A  little bored and tired at the same time, little Kizito fell asleep in his seat. The teacher walked up to him and in a loud voice said these words, “you little sleepy head with big eyes, what is two plus one?”

Kizito blunted out, “three!” The next thing he heard was a hot slap on his head by the teacher. The pain hit hard and rang through his small ears.

Kizito still remembers that slap to this day and says he has never forgotten his then Maths teacher, who for a big chunk of his life, made him loathe mathematics.

It took finding another teacher, who understood children and how they learn, to get him to appreciate the subject.

Recently I was having a conversation with one of the children about his school grades for the term. He said he was having challenges with his history teacher, who was quite harsh and even cracked mean jokes about him in class.

Listening to him give his version of the story, reminded me of my own experiences and those of little Kizito.

In this day and age, we need to be cognisant that teachers not only spend most time with our children, but as a default, they impact or influence them the most.

The teacher is with your child for almost all the productive time in the day, in the week, the month and the year overall.

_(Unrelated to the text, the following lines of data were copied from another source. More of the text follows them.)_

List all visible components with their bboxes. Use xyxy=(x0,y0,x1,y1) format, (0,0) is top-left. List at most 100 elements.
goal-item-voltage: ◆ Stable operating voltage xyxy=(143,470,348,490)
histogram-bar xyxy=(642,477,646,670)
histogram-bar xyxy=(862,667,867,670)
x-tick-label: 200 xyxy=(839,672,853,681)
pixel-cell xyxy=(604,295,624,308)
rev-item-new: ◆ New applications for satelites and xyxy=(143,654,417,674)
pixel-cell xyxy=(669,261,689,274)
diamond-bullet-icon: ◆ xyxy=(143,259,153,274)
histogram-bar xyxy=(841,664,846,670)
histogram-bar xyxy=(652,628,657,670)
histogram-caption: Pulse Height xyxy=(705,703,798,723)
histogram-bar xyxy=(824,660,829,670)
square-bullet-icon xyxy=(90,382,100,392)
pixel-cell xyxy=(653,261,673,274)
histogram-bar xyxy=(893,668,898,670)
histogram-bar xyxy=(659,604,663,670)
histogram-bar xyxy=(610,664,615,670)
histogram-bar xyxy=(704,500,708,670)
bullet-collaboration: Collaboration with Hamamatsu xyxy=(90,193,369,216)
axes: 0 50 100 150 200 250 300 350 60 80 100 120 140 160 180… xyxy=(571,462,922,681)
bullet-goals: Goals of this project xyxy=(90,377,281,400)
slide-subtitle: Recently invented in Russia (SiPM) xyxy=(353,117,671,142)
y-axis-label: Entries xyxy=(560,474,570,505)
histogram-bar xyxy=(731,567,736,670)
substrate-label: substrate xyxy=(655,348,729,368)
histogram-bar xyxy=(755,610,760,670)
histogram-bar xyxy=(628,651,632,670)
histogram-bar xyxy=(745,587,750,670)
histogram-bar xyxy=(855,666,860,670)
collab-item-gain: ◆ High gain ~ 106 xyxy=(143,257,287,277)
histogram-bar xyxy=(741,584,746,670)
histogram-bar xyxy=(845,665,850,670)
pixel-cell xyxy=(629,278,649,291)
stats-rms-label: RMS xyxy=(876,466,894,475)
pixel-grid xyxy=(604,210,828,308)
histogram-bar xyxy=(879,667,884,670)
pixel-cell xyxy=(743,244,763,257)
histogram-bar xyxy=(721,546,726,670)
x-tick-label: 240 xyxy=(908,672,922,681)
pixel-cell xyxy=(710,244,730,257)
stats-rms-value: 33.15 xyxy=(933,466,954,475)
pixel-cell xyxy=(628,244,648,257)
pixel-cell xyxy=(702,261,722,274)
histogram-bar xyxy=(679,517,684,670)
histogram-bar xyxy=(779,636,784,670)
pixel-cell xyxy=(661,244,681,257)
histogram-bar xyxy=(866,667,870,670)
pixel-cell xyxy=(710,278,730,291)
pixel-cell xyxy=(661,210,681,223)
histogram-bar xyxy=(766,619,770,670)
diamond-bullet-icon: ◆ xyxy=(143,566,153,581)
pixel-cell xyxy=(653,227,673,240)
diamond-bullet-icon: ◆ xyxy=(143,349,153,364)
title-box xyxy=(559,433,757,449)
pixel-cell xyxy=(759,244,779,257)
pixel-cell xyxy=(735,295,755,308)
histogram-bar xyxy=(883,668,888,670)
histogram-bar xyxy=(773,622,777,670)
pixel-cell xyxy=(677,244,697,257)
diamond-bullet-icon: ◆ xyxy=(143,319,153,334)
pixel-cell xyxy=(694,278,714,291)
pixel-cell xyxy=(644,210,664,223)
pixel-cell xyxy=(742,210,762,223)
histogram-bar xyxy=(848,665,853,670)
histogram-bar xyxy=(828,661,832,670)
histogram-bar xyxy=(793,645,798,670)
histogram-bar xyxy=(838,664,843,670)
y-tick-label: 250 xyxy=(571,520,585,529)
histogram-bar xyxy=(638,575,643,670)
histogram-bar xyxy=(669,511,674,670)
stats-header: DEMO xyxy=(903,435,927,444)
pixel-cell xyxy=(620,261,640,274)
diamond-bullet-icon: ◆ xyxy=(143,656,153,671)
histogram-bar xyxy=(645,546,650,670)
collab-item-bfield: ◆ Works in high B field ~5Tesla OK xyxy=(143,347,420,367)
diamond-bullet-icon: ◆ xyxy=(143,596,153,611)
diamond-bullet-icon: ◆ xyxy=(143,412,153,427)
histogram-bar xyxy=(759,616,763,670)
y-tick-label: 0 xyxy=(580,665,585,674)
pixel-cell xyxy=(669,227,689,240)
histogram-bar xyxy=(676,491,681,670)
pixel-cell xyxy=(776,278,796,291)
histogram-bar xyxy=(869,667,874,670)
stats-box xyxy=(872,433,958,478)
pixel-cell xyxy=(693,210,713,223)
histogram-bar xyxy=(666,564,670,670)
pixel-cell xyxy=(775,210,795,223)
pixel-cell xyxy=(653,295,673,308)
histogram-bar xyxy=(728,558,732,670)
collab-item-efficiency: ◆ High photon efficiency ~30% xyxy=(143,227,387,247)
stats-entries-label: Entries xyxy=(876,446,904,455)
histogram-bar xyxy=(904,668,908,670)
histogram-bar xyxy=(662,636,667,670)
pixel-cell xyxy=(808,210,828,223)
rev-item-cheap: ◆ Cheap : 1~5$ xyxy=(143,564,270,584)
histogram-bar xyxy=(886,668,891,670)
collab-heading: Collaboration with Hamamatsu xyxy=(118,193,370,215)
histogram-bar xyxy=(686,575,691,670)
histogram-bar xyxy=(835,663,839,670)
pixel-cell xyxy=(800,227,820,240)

Given that reality, the onus is on every parent to do a couple of things. We need to deliberately and consistently pray for the men and women who teach our children. That God shrouds them with wisdom and understanding on how to teach and nurture our children.

That God strengthens them in the noble calling they have to walk with the children through their most formative years. They need the patience and kindness of a loving parent, balanced and seasoned with the wisdom to be firm and stern when necessary.

We need to admit that raising children is no mean feat. When you think of how they drive you to near insanity on many occasions and yet you birthed them, what about the stranger, turned teacher and friend who has to deal, not only with one, but several children all at the same time?

The holidays are here! We have every opportunity to reaffirm, reconnect, rebuild and re-establish sanity into the lives of our children.

We have the opportunity to water the seeds of life that have been planted in our children through the years.

The holiday is our time to re-invest afresh in them. To hear them out, to understand them and to minister to their unsaid needs! What a time and what a responsibility.